I think more important is the difference between accessibility retrofitting (which can be translated as ”accesibilizare” in Romanian) and inclusive design. The first is required by law and has standardized solutions that help improve accessibility of existing spaces, products, apps etc. through adaptations for people with permanent and temporary disabilities. The second is not required by law (for now at least in Romania), it does not have precise requirements like an accessibility norm has (for instance particular dimensions for circulation areas) or a standardized recipe to apply, it is more focused on understanding people’s needs, regardless of abilities, age, race, gender, social category, and involving them in the process of identifying solutions from the beginning of the project.
What would an inclusive designed workspace look like?
It would be a place where you can meet a diverse range of people, of different ages, abilities, genders, social categories that work together and feel welcomed, while also being directly involved in the development of that space. It is also, a place where people understand and accept that 100% inclusive does not exist for the moment, but that does not stop them to always try and understand the obstacles that other people might face and solve them together : )
What first steps can companies take towards embracing inclusive design in their offices?
The first step is recognizing exclusion. For that they can start by using forms or interviews/focus groups with their teams to understand the obstacles faced in their work environment. For better results I also recommend doing an accessibility analysis. They can find more info about these and how they could do them in our free guide, ‘’Public Spaces without Barriers’’.

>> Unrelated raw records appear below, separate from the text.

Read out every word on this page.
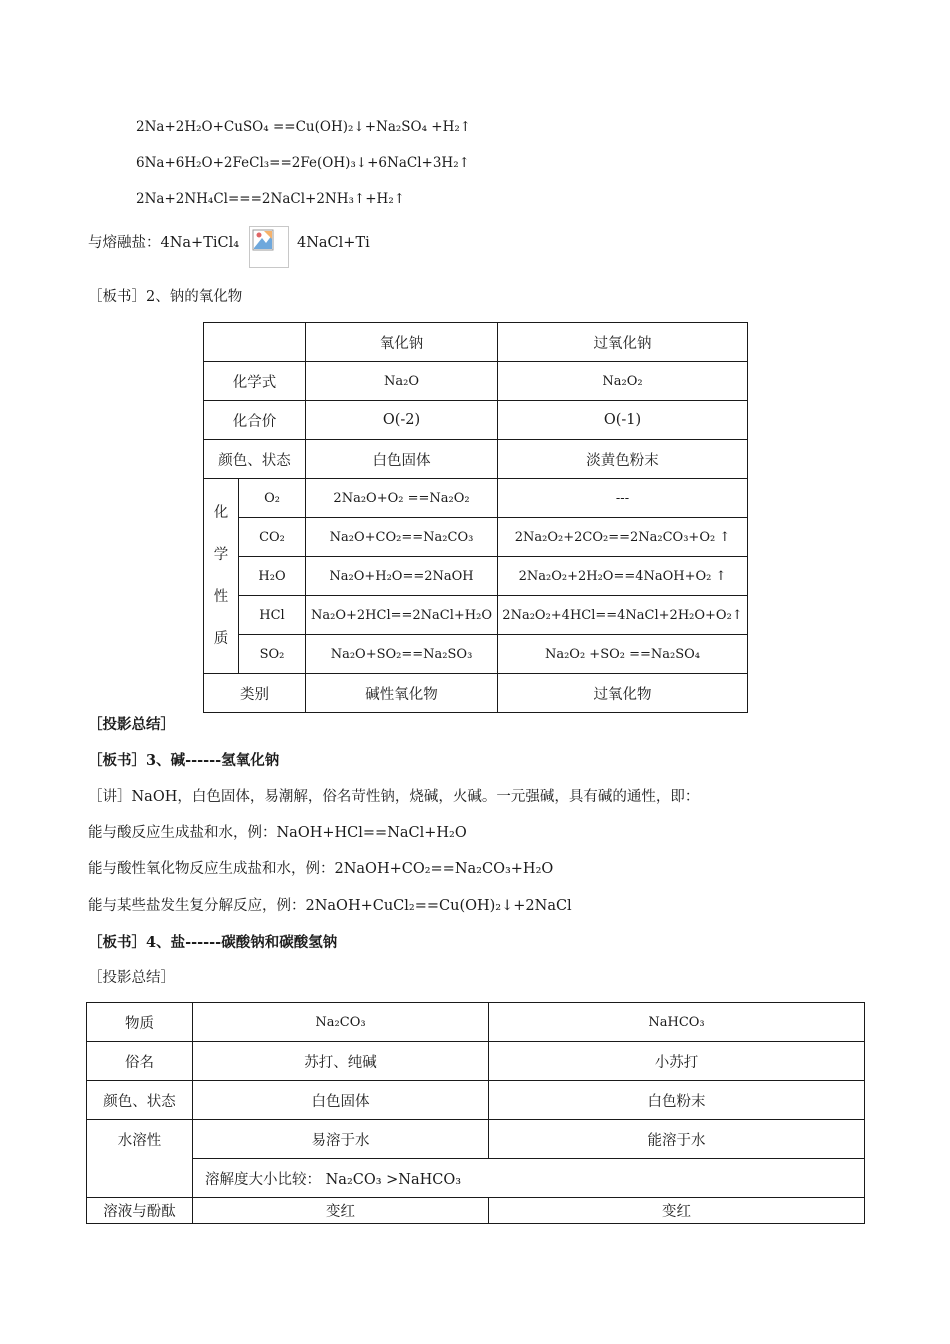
2Na+2H₂O+CuSO₄ ==Cu(OH)₂↓+Na₂SO₄ +H₂↑
6Na+6H₂O+2FeCl₃==2Fe(OH)₃↓+6NaCl+3H₂↑
2Na+2NH₄Cl===2NaCl+2NH₃↑+H₂↑
与熔融盐：4Na+TiCl₄	4NaCl+Ti
［板书］2、钠的氧化物
		氧化钠	过氧化钠
化学式		Na₂O	Na₂O₂
化合价		O(-2)	O(-1)
颜色、状态		白色固体	淡黄色粉末
化学性质	O₂	2Na₂O+O₂ ==Na₂O₂	---
	CO₂	Na₂O+CO₂==Na₂CO₃	2Na₂O₂+2CO₂==2Na₂CO₃+O₂ ↑
	H₂O	Na₂O+H₂O==2NaOH	2Na₂O₂+2H₂O==4NaOH+O₂ ↑
	HCl	Na₂O+2HCl==2NaCl+H₂O	2Na₂O₂+4HCl==4NaCl+2H₂O+O₂↑
	SO₂	Na₂O+SO₂==Na₂SO₃	Na₂O₂ +SO₂ ==Na₂SO₄
类别		碱性氧化物	过氧化物
［投影总结］
［板书］3、碱------氢氧化钠
［讲］NaOH，白色固体，易潮解，俗名苛性钠，烧碱，火碱。一元强碱，具有碱的通性，即：
能与酸反应生成盐和水，例：NaOH+HCl==NaCl+H₂O
能与酸性氧化物反应生成盐和水，例：2NaOH+CO₂==Na₂CO₃+H₂O
能与某些盐发生复分解反应，例：2NaOH+CuCl₂==Cu(OH)₂↓+2NaCl
［板书］4、盐------碳酸钠和碳酸氢钠
［投影总结］
物质	Na₂CO₃	NaHCO₃
俗名	苏打、纯碱	小苏打
颜色、状态	白色固体	白色粉末
水溶性	易溶于水	能溶于水
	溶解度大小比较： Na₂CO₃ >NaHCO₃	
溶液与酚酞	变红	变红
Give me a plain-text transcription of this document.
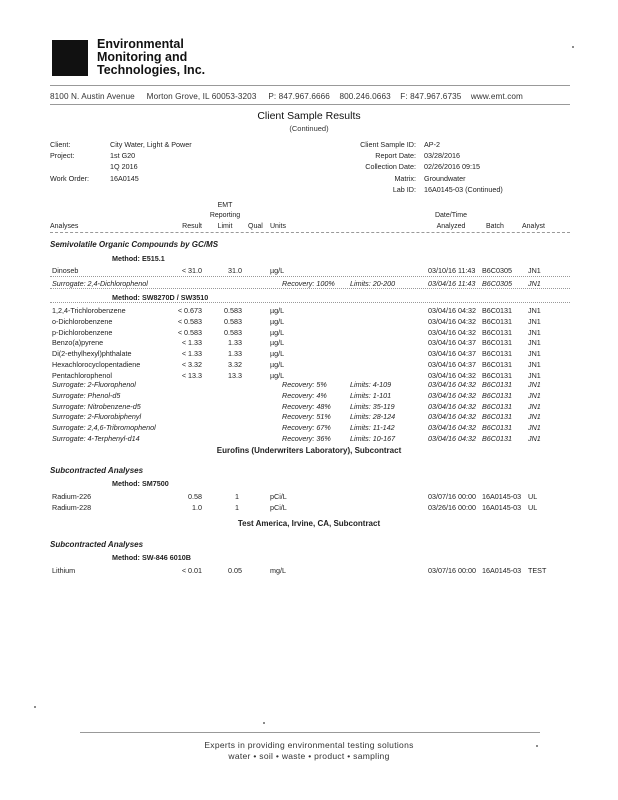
Environmental
Monitoring and
Technologies, Inc.
8100 N. Austin Avenue Morton Grove, IL 60053-3203 P: 847.967.6666 800.246.0663 F: 847.967.6735 www.emt.com
Client Sample Results
(Continued)
Client:	City Water, Light & Power
Project:	1st G20
1Q 2016
Work Order:	16A0145
Client Sample ID: AP-2
Report Date: 03/28/2016
Collection Date: 02/26/2016 09:15
Matrix: Groundwater
Lab ID: 16A0145-03 (Continued)
EMT
Reporting
Analyses	Result	Limit	Qual Units
Date/Time
Analyzed	Batch	Analyst
Semivolatile Organic Compounds by GC/MS
Method: E515.1
Dinoseb	< 31.0	31.0	µg/L	03/10/16 11:43 B6C0305 JN1
Surrogate: 2,4-Dichlorophenol	Recovery: 100% Limits: 20-200	03/04/16 11:43 B6C0305 JN1
Method: SW8270D / SW3510
1,2,4-Trichlorobenzene	< 0.673	0.583	µg/L	03/04/16 04:32 B6C0131 JN1
o-Dichlorobenzene	< 0.583	0.583	µg/L	03/04/16 04:32 B6C0131 JN1
p-Dichlorobenzene	< 0.583	0.583	µg/L	03/04/16 04:32 B6C0131 JN1
Benzo(a)pyrene	< 1.33	1.33	µg/L	03/04/16 04:37 B6C0131 JN1
Di(2-ethylhexyl)phthalate	< 1.33	1.33	µg/L	03/04/16 04:37 B6C0131 JN1
Hexachlorocyclopentadiene	< 3.32	3.32	µg/L	03/04/16 04:37 B6C0131 JN1
Pentachlorophenol	< 13.3	13.3	µg/L	03/04/16 04:32 B6C0131 JN1
Surrogate: 2-Fluorophenol	Recovery: 5%	Limits: 4-109	03/04/16 04:32 B6C0131 JN1
Surrogate: Phenol-d5	Recovery: 4%	Limits: 1-101	03/04/16 04:32 B6C0131 JN1
Surrogate: Nitrobenzene-d5	Recovery: 48%	Limits: 35-119	03/04/16 04:32 B6C0131 JN1
Surrogate: 2-Fluorobiphenyl	Recovery: 51%	Limits: 28-124	03/04/16 04:32 B6C0131 JN1
Surrogate: 2,4,6-Tribromophenol	Recovery: 67%	Limits: 11-142	03/04/16 04:32 B6C0131 JN1
Surrogate: 4-Terphenyl-d14	Recovery: 36%	Limits: 10-167	03/04/16 04:32 B6C0131 JN1
Eurofins (Underwriters Laboratory), Subcontract
Subcontracted Analyses
Method: SM7500
Radium-226	0.58	1	pCi/L	03/07/16 00:00 16A0145-03 UL
Radium-228	1.0	1	pCi/L	03/26/16 00:00 16A0145-03 UL
Test America, Irvine, CA, Subcontract
Subcontracted Analyses
Method: SW-846 6010B
Lithium	< 0.01	0.05	mg/L	03/07/16 00:00 16A0145-03 TEST
Experts in providing environmental testing solutions
water • soil • waste • product • sampling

Since the pandemic there’s been a preference towards working from home. How do you think an inclusive designed workspace would affect that choice and transform the working environment and human relationships?
Since there is no 100% inclusive right now, part of having an inclusive office culture is offering flexibility. Thus, hybrid working goes hand in hand with an inclusive mindset.
AMAIS, the NGO you founded, is an inspiring source of projects and services focused towards building an inclusive and equitable society. Can you share any examples of companies in Romania that have implemented inclusive design policies and practices?
DEI and more recently IDEA (Inclusion, Diversity, Equity and Accessibility) is clearly a worldwide trend right now. Thus, a lot of companies have started different programs related to this. I have not yet seen companies that are willing to invest in accessibility and inclusive design research like Google does in the US or UK, where they have accessibility hubs, or Microsoft, also in the US. Some companies that we know of that have taken steps towards this process are Kaufland, Google, Accenture, Societe Generale, ING Tech and NN.